3. The system as claimed in claim 1, wherein the loading engine fetches the data in batches.

4. The system as claimed in claim 1, wherein the key value fetches data from a master table storing one or more attributes of the data.

5. The system as claimed in claim 1, wherein the big data storage system includes an Hbase.

6. The system as claimed in claim 1, wherein the source system includes a CDR (Call Data Record) database.

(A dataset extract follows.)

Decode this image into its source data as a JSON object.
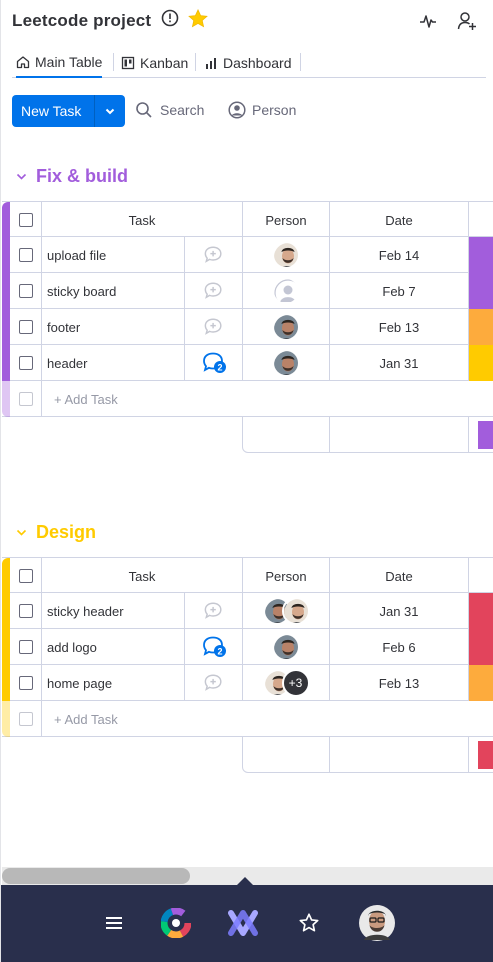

7. The system as claimed in claim 1, wherein the query includes a query related to a phone query, an IMEI query, a cell query, a switch query, or a combination thereof

8. The system as claimed in claim 1, wherein the key value is formed by combining details of a call with a time range.

9. A method for processing data in a big data storage system, the method comprising steps of:

providing to one or more user, an access to the big data storage system in a network;

loading the data from one or more source system in order to populate one or more target big data storage system;

executing one or more query in real-time for retrieving the data from the target big data storage system; and

processing the query by mapping it with the data thus stored, the processing further comprising steps of;

forming a key value in a preset format with respect to a particular query, in order to map the query, the key value is stored in the respective target big data storage system;

10. The method as claimed in claim 9, wherein the loading of data further comprises transforming the data from one format into other.

11. The method as claimed in claim 9, wherein the data is loaded in batches.

12. The method as claimed in claim 9, wherein the query includes a query related to a phone query, an IMEI query, a cell query, a switch query or a combination thereof

13. The method as claimed in claim 9, wherein the key value is formed by combining details of a call with a time range.